Table 1.Examples of extracted features from telematics data.
Category GPS Mileage Operation
Items Car location Weekend mileage Average speed
Running status Night mileage Average acceleration
Travel time Average monthly mileage Average RPM

Recently, Wüthrich (2017) and Gao and Wüthrich (2018) suggested a different framework for telematics data feature extraction and dimension reduction. Since telematics data inherently form a continuum of observations, the authors considered the velocity-acceleration heatmaps and analyzed them via a k-means clustering algorithm to classify car drivers’ risk. Henceforth, we focus on emulation and analysis of a summarized form of telematics data rather than of raw data, as found in most actuarial studies.

However, finding a publicly accessible telematics dataset, even in a summarized form, has been extremely difficult, owing to privacy concerns of insurers who are reluctant to provide their driving records to the public. Given this, insurers are increasingly interested in using synthetic data, because it is free from privacy issues yet maintains the original dataset’s essential characteristics. Synthetic data can also be easily implemented for construction and validation of statistical models that improve risk classifications. For example, Gan and Valdez (2018) created a synthetic dataset of a large variable annuity portfolio that can be used to develop annuity valuation or hedging techniques such as metamodeling. Gabrielli and Wüthrich (2018) proposed an individual claims history simulation machine that helps researchers calibrate their own individual or aggregate reserving models. Cote et al. (2020) applied generative adversarial networks to synthesize a property and casualty ratemaking dataset, which could be used for predictive analytics in the ratemaking process. Avanzi et al. (2021) introduced an individual insurance claims simulator with feature control, which allows modelers to assess the validity of their reserving methods by back-testing.

To the best of our knowledge, So, Boucher, and Valdez (2021) is the first study to address synthesizing a dataset that includes features engineered from an actual telematics dataset. The authors used a three-stage process that applies various machine learning algorithms. First, they generated feature variables of a synthetic portfolio via an extended version of the synthetic minority oversampling technique (Chawla et al. 2002). Second, they simulated a corresponding number of claims via binary classifications using feedforward neural networks. Finally, they simulated corresponding aggregated amounts of claims via regression feedforward neural networks.

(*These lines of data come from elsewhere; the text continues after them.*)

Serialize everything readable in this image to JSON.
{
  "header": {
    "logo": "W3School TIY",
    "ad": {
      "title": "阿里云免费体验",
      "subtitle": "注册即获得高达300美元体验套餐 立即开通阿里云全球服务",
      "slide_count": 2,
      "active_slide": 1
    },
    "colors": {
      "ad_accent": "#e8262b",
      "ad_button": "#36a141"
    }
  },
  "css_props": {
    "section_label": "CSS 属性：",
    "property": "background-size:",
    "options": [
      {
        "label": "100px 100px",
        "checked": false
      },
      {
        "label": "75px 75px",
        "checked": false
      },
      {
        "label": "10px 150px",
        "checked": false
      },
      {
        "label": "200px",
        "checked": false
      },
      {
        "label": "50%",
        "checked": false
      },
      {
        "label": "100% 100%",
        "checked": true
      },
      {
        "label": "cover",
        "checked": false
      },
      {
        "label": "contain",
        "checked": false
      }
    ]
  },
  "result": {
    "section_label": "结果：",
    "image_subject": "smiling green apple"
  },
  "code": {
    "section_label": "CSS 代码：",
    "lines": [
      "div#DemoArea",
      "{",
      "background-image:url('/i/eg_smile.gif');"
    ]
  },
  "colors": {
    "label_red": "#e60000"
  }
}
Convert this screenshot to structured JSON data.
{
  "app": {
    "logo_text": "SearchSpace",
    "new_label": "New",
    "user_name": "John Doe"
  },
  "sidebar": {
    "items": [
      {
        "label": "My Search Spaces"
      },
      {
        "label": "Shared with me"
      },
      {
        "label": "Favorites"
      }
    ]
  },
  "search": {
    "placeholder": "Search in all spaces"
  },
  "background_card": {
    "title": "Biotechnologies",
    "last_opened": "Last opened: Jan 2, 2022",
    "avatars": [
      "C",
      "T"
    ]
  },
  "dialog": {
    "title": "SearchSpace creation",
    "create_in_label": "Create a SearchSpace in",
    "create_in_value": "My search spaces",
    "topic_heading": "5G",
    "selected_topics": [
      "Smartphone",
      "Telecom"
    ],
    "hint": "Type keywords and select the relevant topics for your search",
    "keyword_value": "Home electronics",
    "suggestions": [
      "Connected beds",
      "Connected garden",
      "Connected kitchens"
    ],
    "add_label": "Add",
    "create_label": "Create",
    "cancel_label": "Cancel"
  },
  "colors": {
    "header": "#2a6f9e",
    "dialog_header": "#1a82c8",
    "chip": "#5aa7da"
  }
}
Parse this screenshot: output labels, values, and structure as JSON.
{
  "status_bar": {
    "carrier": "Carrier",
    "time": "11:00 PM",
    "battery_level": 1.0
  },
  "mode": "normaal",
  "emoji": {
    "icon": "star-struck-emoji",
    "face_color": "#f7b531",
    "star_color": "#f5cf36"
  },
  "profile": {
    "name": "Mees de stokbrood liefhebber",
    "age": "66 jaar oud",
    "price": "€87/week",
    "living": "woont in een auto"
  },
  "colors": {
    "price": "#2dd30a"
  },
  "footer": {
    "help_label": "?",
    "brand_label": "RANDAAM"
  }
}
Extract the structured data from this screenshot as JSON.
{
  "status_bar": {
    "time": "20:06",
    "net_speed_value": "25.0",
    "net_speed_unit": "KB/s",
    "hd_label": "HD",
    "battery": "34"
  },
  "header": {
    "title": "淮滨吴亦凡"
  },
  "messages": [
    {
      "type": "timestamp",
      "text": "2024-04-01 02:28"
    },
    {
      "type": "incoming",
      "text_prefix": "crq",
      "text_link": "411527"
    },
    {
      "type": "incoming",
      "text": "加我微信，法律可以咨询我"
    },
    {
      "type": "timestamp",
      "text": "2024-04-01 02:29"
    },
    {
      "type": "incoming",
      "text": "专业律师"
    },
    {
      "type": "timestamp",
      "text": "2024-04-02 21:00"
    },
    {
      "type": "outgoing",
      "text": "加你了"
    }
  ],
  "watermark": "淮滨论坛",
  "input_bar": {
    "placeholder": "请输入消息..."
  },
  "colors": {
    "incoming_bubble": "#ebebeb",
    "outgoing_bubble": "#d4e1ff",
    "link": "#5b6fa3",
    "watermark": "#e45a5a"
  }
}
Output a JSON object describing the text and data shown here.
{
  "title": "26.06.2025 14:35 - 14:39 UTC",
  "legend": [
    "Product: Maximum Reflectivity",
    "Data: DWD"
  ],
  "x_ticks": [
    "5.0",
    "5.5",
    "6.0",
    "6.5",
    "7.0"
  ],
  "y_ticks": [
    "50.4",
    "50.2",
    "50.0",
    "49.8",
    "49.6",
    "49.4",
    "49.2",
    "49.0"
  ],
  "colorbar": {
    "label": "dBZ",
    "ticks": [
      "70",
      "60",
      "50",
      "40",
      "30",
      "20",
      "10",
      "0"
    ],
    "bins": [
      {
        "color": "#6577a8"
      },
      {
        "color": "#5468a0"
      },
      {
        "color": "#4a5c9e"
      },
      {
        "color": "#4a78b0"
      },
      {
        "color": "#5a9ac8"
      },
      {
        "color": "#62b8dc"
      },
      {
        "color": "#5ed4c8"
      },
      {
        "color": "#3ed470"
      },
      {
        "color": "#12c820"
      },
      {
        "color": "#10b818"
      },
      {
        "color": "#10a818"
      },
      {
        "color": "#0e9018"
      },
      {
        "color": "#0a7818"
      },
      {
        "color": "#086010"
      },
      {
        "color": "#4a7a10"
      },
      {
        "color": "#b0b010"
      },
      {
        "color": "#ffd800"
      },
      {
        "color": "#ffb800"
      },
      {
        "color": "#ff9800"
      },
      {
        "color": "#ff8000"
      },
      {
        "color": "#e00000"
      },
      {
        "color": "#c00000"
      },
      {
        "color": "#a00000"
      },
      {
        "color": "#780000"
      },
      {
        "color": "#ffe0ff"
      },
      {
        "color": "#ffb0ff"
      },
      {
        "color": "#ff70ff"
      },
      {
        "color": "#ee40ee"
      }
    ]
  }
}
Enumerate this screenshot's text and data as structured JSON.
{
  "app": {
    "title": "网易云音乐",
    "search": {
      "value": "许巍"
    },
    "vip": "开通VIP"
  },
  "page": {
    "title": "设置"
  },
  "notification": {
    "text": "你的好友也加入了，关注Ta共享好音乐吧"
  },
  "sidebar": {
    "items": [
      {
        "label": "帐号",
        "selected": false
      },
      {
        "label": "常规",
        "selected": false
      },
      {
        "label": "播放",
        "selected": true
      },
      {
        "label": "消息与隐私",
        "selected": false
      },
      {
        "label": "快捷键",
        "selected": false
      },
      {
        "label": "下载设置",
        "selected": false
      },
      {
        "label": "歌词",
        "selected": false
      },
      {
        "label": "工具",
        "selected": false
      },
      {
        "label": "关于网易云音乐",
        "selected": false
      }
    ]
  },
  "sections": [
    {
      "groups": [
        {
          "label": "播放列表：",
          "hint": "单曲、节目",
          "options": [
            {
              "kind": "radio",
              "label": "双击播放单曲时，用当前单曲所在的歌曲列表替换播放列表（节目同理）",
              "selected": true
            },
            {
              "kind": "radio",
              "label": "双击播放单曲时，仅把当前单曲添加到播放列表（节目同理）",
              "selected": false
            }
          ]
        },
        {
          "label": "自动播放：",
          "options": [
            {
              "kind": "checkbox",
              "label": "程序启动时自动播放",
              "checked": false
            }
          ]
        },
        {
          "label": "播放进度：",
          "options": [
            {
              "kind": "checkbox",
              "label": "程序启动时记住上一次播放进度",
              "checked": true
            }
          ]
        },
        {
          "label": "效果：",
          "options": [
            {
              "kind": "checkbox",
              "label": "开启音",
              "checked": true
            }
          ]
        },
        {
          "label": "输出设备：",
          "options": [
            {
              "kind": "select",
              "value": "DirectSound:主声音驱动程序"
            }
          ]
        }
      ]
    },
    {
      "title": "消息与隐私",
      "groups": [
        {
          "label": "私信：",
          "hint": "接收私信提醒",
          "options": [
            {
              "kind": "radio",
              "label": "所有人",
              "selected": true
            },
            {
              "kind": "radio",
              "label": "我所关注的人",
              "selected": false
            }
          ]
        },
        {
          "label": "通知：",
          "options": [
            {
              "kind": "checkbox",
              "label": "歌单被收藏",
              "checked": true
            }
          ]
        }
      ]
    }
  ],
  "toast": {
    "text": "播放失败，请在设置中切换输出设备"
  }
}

Despite its novelty, the extended synthetic minority oversampling algorithm for feature generation produced almost identical distributions of the traditional and telematics feature variables from the synthetic and original datasets, as shown in the Appendix of So, Boucher, and Valdez (2021). This poses a concern for researchers and practitioners wishing to use a synthetic dataset, given disparities in target market and original data feature portfolios. Therefore, we propose an innovative simulation engine, SEAT, that uses target market prior information to synthesize a feature portfolio similar to that of the target market.

3. Simulation of adaptive telematics data

3.1. Desirable characteristics of a synthetic telematics dataset

Before introducing SEAT in detail, we will discuss the agreed-upon desirable characteristics of a synthetic dataset. First, the dataset should be accessible to the public. As previously mentioned, limited access to telematics data is a major obstacle to developing and back-testing ratemaking methods with telematics features. Second, the dataset should be flexible enough to satisfy the needs of modelers with diverse and specific interests. Finally, dataset granularity should be assured so that the data can be used to train, test, and apply various features related to individual risk classification via predictive modeling.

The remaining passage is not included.